What is a One Person Company (OPC)
Companies Act, 2013 introduced the concept of One Person Company in India to promote self-employment and to motivate individuals who are capable of starting a business of their own. The need for two directors in a private limited company is eliminated which aids the entrepreneurs to have total control over their entity, and also enjoying limited liability. A nominee is required to be mentioned in the Memorandum & Articles of Association, who will take over the responsibility of the company in case the original member is dead or incapable by any cause.
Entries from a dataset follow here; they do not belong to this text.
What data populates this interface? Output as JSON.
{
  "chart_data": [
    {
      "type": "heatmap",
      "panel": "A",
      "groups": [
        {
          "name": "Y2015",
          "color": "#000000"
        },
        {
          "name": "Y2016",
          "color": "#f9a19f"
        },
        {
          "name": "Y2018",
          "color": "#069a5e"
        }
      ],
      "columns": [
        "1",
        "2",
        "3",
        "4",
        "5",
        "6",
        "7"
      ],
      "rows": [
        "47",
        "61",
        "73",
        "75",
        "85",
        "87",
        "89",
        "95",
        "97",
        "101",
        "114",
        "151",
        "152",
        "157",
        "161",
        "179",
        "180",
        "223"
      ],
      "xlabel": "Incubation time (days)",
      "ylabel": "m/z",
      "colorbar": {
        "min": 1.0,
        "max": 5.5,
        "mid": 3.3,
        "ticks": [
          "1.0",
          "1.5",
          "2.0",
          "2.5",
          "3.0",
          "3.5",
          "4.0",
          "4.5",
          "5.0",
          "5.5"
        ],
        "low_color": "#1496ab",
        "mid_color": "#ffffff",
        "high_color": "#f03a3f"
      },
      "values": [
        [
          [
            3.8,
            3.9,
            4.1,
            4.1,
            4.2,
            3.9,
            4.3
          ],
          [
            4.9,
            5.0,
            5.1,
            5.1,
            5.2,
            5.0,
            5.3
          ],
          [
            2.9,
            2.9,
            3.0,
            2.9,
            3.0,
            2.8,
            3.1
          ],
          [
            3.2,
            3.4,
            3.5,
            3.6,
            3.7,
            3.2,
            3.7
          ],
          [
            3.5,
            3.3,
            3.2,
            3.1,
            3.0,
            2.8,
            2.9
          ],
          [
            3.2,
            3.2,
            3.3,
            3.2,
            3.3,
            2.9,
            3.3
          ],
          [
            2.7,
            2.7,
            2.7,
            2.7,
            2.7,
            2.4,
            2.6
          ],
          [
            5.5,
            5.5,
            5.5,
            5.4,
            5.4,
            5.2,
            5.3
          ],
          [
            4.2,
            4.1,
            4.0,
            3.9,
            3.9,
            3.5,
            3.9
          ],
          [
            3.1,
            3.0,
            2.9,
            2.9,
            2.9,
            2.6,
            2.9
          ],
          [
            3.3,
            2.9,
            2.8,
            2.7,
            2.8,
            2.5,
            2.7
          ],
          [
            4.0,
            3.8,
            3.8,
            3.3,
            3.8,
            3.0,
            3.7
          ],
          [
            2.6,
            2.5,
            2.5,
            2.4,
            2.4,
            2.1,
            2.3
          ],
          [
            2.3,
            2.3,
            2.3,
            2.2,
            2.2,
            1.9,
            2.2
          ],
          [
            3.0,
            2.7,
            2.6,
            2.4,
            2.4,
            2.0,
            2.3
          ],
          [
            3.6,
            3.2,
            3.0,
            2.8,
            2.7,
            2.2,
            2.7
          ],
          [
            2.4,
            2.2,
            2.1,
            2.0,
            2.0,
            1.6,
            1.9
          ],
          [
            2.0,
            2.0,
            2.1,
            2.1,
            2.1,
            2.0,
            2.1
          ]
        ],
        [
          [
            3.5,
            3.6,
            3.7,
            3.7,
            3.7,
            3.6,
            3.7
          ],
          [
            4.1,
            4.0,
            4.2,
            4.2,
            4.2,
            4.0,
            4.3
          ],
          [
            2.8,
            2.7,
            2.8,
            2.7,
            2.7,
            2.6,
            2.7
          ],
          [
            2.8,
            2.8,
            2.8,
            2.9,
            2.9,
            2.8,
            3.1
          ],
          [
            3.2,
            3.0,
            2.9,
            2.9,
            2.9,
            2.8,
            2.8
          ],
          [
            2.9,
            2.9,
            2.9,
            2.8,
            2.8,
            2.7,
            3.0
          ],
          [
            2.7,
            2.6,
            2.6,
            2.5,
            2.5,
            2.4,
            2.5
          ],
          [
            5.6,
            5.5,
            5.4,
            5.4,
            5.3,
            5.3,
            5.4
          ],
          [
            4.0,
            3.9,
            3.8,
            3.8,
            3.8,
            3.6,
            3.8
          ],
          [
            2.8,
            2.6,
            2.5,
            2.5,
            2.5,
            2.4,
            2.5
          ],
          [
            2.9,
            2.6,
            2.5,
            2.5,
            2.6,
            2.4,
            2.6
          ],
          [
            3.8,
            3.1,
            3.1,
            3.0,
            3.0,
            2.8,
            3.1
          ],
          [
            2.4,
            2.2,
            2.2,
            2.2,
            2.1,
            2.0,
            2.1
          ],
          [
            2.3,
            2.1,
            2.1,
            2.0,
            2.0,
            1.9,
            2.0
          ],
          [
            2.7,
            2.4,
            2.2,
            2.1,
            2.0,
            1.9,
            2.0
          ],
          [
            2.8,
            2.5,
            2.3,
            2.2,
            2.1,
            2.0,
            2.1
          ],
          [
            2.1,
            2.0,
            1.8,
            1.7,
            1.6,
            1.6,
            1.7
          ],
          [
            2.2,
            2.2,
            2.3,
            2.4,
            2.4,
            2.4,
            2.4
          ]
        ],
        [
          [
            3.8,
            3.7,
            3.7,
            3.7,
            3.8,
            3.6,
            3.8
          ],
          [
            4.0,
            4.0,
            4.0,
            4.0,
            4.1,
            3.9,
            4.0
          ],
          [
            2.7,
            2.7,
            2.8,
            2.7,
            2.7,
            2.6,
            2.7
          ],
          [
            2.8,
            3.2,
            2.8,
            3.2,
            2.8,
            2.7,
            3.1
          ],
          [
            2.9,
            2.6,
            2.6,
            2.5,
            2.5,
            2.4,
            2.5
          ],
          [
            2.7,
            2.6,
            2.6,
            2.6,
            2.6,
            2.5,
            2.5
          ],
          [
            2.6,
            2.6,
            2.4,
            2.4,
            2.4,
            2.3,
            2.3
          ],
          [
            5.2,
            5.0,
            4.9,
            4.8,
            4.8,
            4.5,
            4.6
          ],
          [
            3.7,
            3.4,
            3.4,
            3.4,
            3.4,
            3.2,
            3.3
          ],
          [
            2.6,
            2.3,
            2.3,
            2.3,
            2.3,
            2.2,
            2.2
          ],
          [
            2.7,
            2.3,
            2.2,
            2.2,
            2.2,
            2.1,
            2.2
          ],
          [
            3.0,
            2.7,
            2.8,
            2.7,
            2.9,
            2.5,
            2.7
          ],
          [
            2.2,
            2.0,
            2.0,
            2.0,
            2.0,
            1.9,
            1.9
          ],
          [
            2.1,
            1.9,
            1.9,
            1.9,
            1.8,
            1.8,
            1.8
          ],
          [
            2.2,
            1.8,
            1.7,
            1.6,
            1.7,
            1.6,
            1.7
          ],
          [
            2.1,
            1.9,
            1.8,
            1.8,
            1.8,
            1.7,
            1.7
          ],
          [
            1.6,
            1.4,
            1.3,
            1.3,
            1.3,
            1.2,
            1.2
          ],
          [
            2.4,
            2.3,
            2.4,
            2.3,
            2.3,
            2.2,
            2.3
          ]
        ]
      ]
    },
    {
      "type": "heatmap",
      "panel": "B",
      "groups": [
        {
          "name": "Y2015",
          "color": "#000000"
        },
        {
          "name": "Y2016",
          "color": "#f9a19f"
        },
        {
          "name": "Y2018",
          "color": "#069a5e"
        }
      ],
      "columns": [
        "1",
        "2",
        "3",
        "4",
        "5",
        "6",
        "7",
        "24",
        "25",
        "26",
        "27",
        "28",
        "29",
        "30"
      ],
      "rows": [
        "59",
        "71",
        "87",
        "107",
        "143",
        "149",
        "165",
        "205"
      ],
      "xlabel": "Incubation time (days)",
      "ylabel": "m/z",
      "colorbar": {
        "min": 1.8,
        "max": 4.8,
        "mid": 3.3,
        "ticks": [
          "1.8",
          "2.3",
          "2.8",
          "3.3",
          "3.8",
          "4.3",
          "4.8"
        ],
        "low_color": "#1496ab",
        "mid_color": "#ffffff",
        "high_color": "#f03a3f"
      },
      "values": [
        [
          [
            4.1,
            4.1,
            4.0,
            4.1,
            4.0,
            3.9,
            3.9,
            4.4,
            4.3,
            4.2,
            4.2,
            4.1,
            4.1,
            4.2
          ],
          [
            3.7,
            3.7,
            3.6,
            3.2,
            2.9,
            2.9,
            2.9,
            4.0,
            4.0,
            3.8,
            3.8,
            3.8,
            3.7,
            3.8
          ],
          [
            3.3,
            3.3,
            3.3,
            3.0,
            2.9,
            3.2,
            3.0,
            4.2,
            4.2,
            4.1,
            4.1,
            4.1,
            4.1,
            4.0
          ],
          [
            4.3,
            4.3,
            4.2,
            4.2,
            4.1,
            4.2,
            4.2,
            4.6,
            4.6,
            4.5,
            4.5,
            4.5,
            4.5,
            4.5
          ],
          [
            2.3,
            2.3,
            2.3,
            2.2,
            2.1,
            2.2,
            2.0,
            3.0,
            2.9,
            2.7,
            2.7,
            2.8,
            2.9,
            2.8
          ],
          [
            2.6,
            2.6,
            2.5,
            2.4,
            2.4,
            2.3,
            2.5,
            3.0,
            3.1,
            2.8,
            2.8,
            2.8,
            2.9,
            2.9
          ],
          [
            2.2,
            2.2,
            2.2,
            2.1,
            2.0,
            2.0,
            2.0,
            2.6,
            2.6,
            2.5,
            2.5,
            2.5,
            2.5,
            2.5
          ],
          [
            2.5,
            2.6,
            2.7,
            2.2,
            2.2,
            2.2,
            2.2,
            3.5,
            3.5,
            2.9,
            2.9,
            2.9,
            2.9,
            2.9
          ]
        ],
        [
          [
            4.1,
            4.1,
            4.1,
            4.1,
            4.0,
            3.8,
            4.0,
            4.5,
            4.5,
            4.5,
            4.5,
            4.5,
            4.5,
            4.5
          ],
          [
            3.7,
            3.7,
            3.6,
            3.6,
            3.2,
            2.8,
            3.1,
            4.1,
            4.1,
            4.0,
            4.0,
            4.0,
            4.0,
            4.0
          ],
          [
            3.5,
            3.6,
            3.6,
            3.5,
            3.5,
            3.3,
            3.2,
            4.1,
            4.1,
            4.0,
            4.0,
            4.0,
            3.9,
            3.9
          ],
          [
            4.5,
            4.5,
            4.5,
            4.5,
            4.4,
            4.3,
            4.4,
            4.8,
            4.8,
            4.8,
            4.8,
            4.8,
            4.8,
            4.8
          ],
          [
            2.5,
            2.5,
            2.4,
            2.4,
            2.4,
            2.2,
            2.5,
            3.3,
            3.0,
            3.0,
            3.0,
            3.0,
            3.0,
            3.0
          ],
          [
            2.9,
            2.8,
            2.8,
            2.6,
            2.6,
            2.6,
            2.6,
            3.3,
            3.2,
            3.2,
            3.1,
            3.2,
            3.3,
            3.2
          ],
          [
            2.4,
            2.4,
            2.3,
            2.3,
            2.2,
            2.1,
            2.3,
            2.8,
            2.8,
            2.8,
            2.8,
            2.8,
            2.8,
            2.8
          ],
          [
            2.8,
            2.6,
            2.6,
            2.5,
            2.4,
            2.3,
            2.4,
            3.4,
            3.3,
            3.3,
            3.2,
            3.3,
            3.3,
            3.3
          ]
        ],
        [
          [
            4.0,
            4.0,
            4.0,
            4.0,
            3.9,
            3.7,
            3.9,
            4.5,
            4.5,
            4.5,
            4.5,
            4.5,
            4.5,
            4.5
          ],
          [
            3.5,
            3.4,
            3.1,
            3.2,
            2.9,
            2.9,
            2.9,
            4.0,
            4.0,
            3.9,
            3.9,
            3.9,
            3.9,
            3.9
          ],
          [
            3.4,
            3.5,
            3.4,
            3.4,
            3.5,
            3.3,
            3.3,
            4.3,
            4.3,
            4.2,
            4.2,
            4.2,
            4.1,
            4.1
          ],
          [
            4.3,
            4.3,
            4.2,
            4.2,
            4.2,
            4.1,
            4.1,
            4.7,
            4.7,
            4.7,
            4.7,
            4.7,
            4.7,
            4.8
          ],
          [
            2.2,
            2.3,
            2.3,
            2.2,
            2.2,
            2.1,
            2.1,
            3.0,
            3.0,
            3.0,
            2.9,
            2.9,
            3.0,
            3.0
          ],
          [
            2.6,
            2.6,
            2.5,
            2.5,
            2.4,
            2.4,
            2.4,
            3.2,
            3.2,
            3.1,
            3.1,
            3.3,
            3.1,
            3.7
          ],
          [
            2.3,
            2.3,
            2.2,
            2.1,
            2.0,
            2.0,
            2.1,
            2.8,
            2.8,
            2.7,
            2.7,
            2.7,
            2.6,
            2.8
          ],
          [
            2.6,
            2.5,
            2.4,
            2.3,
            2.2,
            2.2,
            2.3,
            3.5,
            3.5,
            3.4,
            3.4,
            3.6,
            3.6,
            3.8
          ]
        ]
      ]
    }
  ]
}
- The person applying for OPC Registration should be a natural citizen and national of India not involved either as a member or nominee of any other such concern
- To start an OPC minimum authorized capital of Rs 1 lakh can be used while there is no specified minimum amount for paid-up capital
- The maximum paid-up share capital cannot exceed Rs 50,000 and an average 3-year turnover cannot exceed Rs 2 crore. If so happens, the OPC must be converted into a private limited company
Process of Incorporation
SPICe Form can be used to apply for One Person Company Registration. The procedure involves the following steps:
- Obtain Digital Signature of Directors and subscribers
- Apply for DIN in Form DIR-3 with the prescribed documents
- After the DIN application, Form INC-1 with ROC for name application where you can apply for a maximum of 6 names as per the preference, out of which one would be allocated.
- After approval of the name following form is to be filed with prescribed documents:
- SPICE Form 32
- SPICE Form 33 (e MOA)
- SPICE Form 34 (e AOA)
- With the approval of the ROC, the Certificate of Incorporation under Form No.INC-11 is to be issued by the Registrar of the Companies (ROC).
Advantages of One Person Company
OPC registration is an appealing option for any new businessman because the financial liability of a shareholder of any privately owned business is limited to the amount of investment made in the company by him/her.
It is convenient for the owner to approach other financial institutions other than banks because Banking and Financial Institutions give preference to companies over proprietary firms.
Nominee gets control over the company if the original owner is not able to discharge his duties due to death and any other eventuality. Therefore, the investment won’t be wasted.
One can experience complete authority over decision-making and implementation while the firm has been incorporated as a company.
Compliance comparatively lesser than Private Limited Company and there is no requirement for the Annual General Meeting, as the sole director can simply add the resolution in a minute book and sign it.
Compliances of a One Person Company
- Income Tax and Annual Return: Income tax filing an annual return filing must be completed by all One Person Company before 30th September of each financial year.
- GST Filing: Under the GST regime proposed to be rolled out in 2017, one person companies having GST registration would be required to file monthly, quarterly and annual GST returns.
- TDS Filing: Quarterly TDS returns must be filed by one person companies that have TAN and are required to deduct tax at source as per TDS rules.
- ESI Return: ESI return must be filed by all one-person companies having ESI registration. ESI registration is required once the one person company employs over 10 employees.
It takes approximately 5 to 8 working days to incorporate a One Person Company and it will depend on the submission of relevant documents and the speed of Government Approvals. To ensure the speedy process of incorporation it is recommended to choose a unique name for your Company and ensure you have all the required documents are provided before starting the incorporation process.